Procurement Priorities Change with Increased Product Knowledge
Part three of a four-part article on procurement
The availability of greater amounts of information is enabling managers and their staffs to rethink their priorities related to products used by maintenance and engineering departments. Increasingly, decisions that had been dominated for decades by a product’s first cost now more often include discussions of the product’s impact on life-cycle costs, sustainability and ergonomics.
“Life-cycle costs is important to us because we want to feel like we’re going to get something that’s going to last a long time,” McManus says. “We’re not driven so much by initial cost. If it’s a piece of equipment we need — a sweeper truck, for example — and it’s $100,000, I obviously can’t get that next week. I need to lay the groundwork for that and let my bosses know that’s coming in a couple of years. So the bigger the initial cost, the more preparatory work I’ve got to do.”
For McManus, a key component of a product’s life cycle is its availability for crews to use.
“How much is it going to be up on the rack (for repairs)?” he asks. “Is it constantly going to be down? We want something that will last. We want something that’s sustainable in that sense. We won’t go cheap.”
As a result of more in-depth research and discussions, managers are better equipped both to share their findings and to keep track of emerging technologies.
“We spend a lot of time vetting products, and once we come to the realization that we really like this product or this process and that’s our new specification, we don’t always have the time to go back,” Walinski says. “In the case of another campus that is owned by the corporation, and they need to replace a similar product (to ours), we share our information with that campus and tell them we chose this product for these reasons.

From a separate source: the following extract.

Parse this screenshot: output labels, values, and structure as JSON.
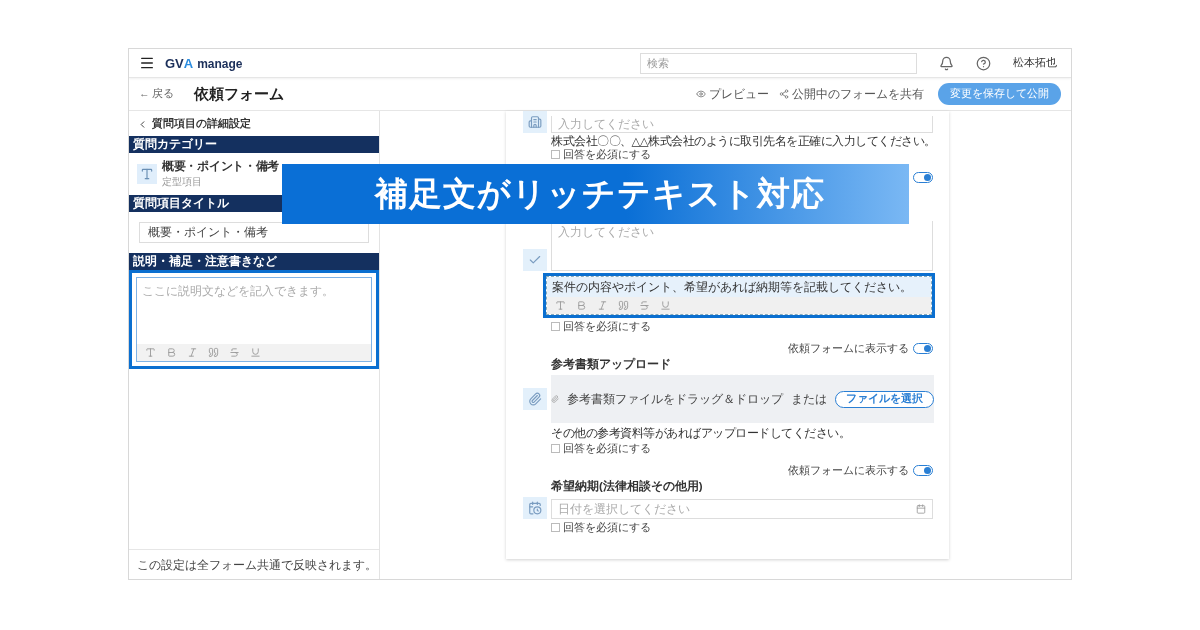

“And if a new technology pops up, we’ll look at it, but we’re not looking to have 50 different types of the same item on our campus. We attend a number of trade shows, and we’re constantly reviewing trade publications, whether in print or online. A lot times, what we’re looking at does not come to fruition for us for years.
“It’s a very long process, between finding the technology you think is going to work, running it through the process of determining its value and then getting approval and showing its internal rate of return and getting the project completed. By showing the success of each project, it gives us validation when we promote the next project. The management here can see it in our expense numbers. It has a direct effect on the profitability of the organization.”
The role of sustainability in product procurement also has evolved as managers and their staffs have become more informed and smarter about the features and functions of products that contribute to sustainability, as well as the associated costs.
“Everybody wants to be as sustainable, yes, but at the same time, there’s a lot of cost to sustainability,” McManus says. “Sometimes you end up spending so much money becoming sustainable that you’re wondering whether you were doing something that was sustainable, or did it just say it was sustainable? They’re not really quick to jump on the bandwagon of something being sustainable.”
For Munich Reinsurance America, sustainability has become a higher priority both in terms of product procurement and project planning. Walinski says the company’s success in becoming more sustainable became apparent when New Jersey recently adopted more aggressive building codes with greater emphasis on energy efficiency.
“It makes us feel really good that most of the things they are asking companies to do now in new construction or renovation already exist on our campus,” he says. “We have seen financial improvement in terms of expenses associated with the efficiencies.
“We’ve changed out the type of cooling tower we use, we’ve added solar arrays over our parking lots. We’ve changed out the transformers to more efficient models throughout the campus. We’ve done lighting, building automation, etc. Now the New Jersey code is 50 percent of your entire plug load has to be tied to an occupancy sensor or a time clock and be shut off at certain times when it’s not in use. You need heat recovery for your HVAC system and other things, like daylight harvesting.
“A lot of these things we’ve already captured in the buildings, but others, we’ve looked at them and researched the materials, but they haven’t made it. We‘ve looked at the products, and we have a folder on the products. There’s always stuff in the pipeline. We’ve continued to find ways to show a strong internal rate of return on the work we do. But it gets more difficult. As our energy efficiency improves, we have to really search for products and rebate programs and grants that make the improvements a really easy choice for the company to make financially.